When I was praying in the Bahamas one day, I saw a great column of
smoke, which happened to be coming from tires that were being burned. It
was as black as could be, and over there I saw a wisp of smoke going up
from the ground. I didn't think much of it until about a year after, I
was praying and the Lord said, "That volume of black, thick smoke is
like the volume of sin that goes up every day." All the blasphemy, all
the unbelief, all the dirty stories, all the lying, all the deception,
all sex- perversion, all drunkenness-- this tremendous column of
iniquity goes up in the sight of God. And here you have a little wisp --
of what? That is the praise that God gets out of His people. If we are
going to realize how much we need revival we need to recognize the
dimension of sin. We have to recognize that sin offends God. Psalm 85:4
says, "Turn us, O God of our salvation and cause Thine anger towards us
to cease. Wilt Thou be angry with us forever?" Psalm 80 verse 3, "Turn
us again, O God, and cause Thy face to shine." Notice, it's repeated
again in verse 7 and in verse 19, "...cause Thy face to shine"..."cause
Thy face to shine."
Leonard Ravenhill (1907-1994) was an English Christian evangelist and
author who focused on the subjects of prayer and revival. He is best
known for challenging the modern church and his most notable book is Why
Revival Tarries.
Born in Leeds, in Yorkshire, England, Ravenhill was educated at Cliff
College in England and sat under the ministry of Samuel Chadwick. He was
a student of church history and an expert in the field of revival. His
meetings during the war years drew large crowds in Britain, and as a
result many converts devoted themselves to Christian ministry and the
world's mission fields.
In 1939, he married an Irish nurse, Martha. The Ravenhills had three
sons: Paul, David, and Philip. Paul and David are themselves ministers
of the Gospel, and Philip is a teacher.
In 1959, Ravenhill and his family moved from Great Britain to the United
States. In the 1960s they traveled within the United States, holding
tent revivals and evangelistic meetings.[1]

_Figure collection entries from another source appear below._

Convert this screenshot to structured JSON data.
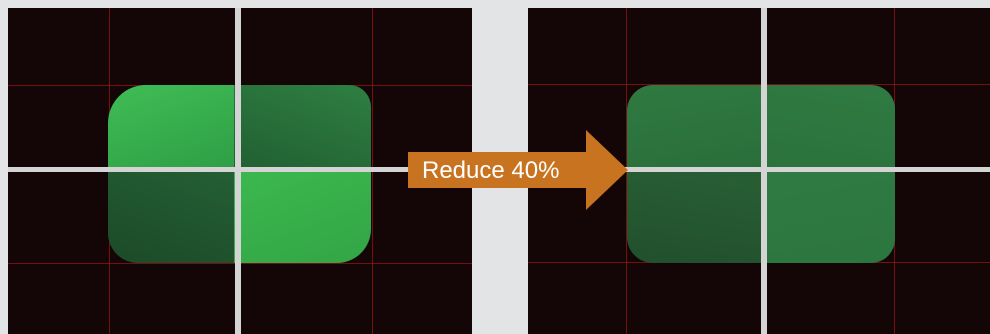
{
  "comparison": {
    "arrow": {
      "label": "Reduce 40%",
      "color": "#c8731f"
    },
    "colors": {
      "background": "#e3e4e6",
      "panel": "#140607",
      "grid": "#961416",
      "divider": "#d4d4d4",
      "sample_bright": "#3ab54a",
      "sample_dim": "#2c6a3a"
    },
    "left_image": {
      "description_key": "before",
      "brightness": 1.0
    },
    "right_image": {
      "description_key": "after",
      "brightness": 0.6
    }
  }
}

In the 1980s, Ravenhill moved to a home near Lindale, Texas, a short
distance from Last Days Ministries Ranch. He regularly taught classes at
LDM and was a mentor to the late Keith Green. He also spent some time
teaching at Bethany College of Missions in Minnesota, and some time in
Seguin, Texas.
Among others influenced by Ravenhill were Ravi Zacharias, Tommy Tenney,
Steve Hill, Charles Stanley, Bill Gothard, Paul Washer, Dan Brodeur,
Sean Cabral Myers, Brett Mullett, and David Wilkerson.[2]
He was a close friend of pastor and writer A. W. Tozer and a prolific
writer himself.[3]
Through his teaching and books, Ravenhill addressed the disparities he
perceived between the New Testament Church and the Church in his time
and called for adherence to the principles of biblical revival.
Tozer said of Ravenhill:
To such men as this, the church owes a debt too heavy to pay. The
curious thing is that she seldom tries to pay him while he lives.
Rather, the next generation builds his sepulcher and writes his
biography - as if instinctively and awkwardly to discharge an obligation
the previous generation to a large extent ignored.
Gravesite at Garden Valley CemeteryWhen he passed on in November 1994,
Ravenhill was interred in the same cemetery as Keith Green.